St. Louis Fed's Review: The Evolution of the Subprime Mortgage Market; On the Size and Growth of Government; Are the Causes of Bank Distress Changing? Can Researchers Keep Up?; Replicability, Real-Time Data, and the Science of Economic Research; The Fed's Monetary Policy Rule


ST. LOUIS — The January/February issue of Review, the Federal Reserve Bank of St. Louis' journal of economic and business issues, features the following articles. The publication is also available on the St. Louis Fed's web site:

  • "The Evolution of the Subprime Mortgage Market." Subprime lending has introduced a substantial amount of "risk-based" pricing into the mortgage market by creating numerous prices and product choices, most of which are largely determined by a borrower's credit history and down payment requirements. Economists Souphala Chomsisengphet and Anthony Pennington-Cross examine the history of subprime lending and how it has evolved over time. They find that much of the growth of subprime lending, at least in the securitized part of the market, has come in the least-risky segment. In addition, lenders have imposed prepayment penalties to extend the duration of the loans and required larger down payments to lower their credit-risk exposure from high-risk loans.
  • "On the Size and Growth of Government." The size of the U.S. federal government, as well as state and local governments, increased dramatically during the 20th century. Economists Thomas A. Garrett and Russell M. Rhine describe the two theories about this growth: citizen-over-state and state-over-citizen. The former suggests that citizens demand government programs, and the government simply responds to meet those demands. The theory of state-over-citizen suggests that the size of government is independent from citizens' demands, and government grows because of inherent inefficiencies in public sector activities and incentives facing government bureaucrats. Garrett and Rhine conclude that portions of each theory can probably explain government size and growth, but the challenge remains to develop a single, unifying theory.

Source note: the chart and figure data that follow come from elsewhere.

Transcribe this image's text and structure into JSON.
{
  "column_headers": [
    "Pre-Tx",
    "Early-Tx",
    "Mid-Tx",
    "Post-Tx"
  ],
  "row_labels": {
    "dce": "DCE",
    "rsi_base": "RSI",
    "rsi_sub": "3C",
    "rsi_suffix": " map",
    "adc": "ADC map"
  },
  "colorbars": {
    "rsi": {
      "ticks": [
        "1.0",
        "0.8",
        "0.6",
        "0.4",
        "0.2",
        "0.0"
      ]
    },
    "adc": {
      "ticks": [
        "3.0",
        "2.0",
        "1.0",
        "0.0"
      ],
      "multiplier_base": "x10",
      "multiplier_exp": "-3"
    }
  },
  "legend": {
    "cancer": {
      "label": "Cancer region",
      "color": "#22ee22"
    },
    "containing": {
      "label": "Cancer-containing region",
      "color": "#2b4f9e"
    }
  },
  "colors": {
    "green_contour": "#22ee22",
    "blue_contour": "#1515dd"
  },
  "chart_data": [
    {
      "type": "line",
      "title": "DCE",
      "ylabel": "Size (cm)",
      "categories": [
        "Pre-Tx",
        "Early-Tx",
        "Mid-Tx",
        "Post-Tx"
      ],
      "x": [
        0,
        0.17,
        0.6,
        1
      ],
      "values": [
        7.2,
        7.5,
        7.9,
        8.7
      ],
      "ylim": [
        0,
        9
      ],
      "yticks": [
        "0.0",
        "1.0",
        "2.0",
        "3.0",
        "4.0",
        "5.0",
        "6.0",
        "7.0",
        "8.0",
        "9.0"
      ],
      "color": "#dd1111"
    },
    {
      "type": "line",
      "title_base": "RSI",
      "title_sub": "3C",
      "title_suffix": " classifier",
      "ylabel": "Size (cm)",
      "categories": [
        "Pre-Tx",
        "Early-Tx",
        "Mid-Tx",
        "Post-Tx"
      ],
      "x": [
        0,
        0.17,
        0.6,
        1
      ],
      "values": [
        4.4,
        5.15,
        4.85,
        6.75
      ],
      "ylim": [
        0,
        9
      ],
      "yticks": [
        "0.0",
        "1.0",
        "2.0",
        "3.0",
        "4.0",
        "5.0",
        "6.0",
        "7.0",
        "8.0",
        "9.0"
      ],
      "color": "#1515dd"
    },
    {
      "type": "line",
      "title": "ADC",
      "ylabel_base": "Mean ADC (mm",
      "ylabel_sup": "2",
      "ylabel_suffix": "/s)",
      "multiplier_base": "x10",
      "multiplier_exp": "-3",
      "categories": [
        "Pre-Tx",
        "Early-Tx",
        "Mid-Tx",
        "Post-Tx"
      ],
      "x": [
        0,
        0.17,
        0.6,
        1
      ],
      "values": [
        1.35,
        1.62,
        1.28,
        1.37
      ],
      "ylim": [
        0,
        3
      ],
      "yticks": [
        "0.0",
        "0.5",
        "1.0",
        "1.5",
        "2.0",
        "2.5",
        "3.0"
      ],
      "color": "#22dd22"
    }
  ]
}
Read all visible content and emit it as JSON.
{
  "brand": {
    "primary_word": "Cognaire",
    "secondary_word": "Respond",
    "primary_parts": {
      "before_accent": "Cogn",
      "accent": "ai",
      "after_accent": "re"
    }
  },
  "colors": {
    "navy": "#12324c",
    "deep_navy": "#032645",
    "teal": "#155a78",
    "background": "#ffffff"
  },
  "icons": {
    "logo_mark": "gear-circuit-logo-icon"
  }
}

  • "Are the Causes of Bank Distress Changing? Can Researchers Keep Up?" Since 1990, the banking sector has experienced enormous legislative, technological and financial changes, yet research into the causes of bank distress has lagged. One consequence of this is that traditional supervisory surveillance models may not capture important risks inherent in the current banking environment. Economists Thomas B. King, Daniel A. Nuxoll and Timothy J. Yeager review the history of these models. They provide empirical evidence that the characteristics of failing banks have changed in the past 10 years and argue that the time is right for new research that employs new empirical techniques. King, Nuxoll and Yeager offer several examples of a new generation of "early-warning" models that are not yet widely known among academic banking economists.
  • "Replicability, Real-Time Data, and the Science of Economic Research: FRED®, ALFRED® and VDC." Economist Richard G. Anderson explores the linkages between to recent themes in economic research: "real-time" data and replication. These two themes share many of the same ideas, namely that scientific research itself has a time dimension. Both real-time and replication studies require specialized datasets, and the article discusses two ongoing St. Louis Fed projects—FRASER® and ALFRED—that will make large amounts of such historical data available on the Internet. The article also compares and contrasts these projects with Harvard University's Virtual Data Center (VDC) project.
  • "The Fed's Monetary Policy Rule." This is a reprint of a speech by William Poole, the president of the Federal Reserve Bank of St. Louis, which he delivered at the Cato Institute in Washington, D.C., on Oct. 14, 2005.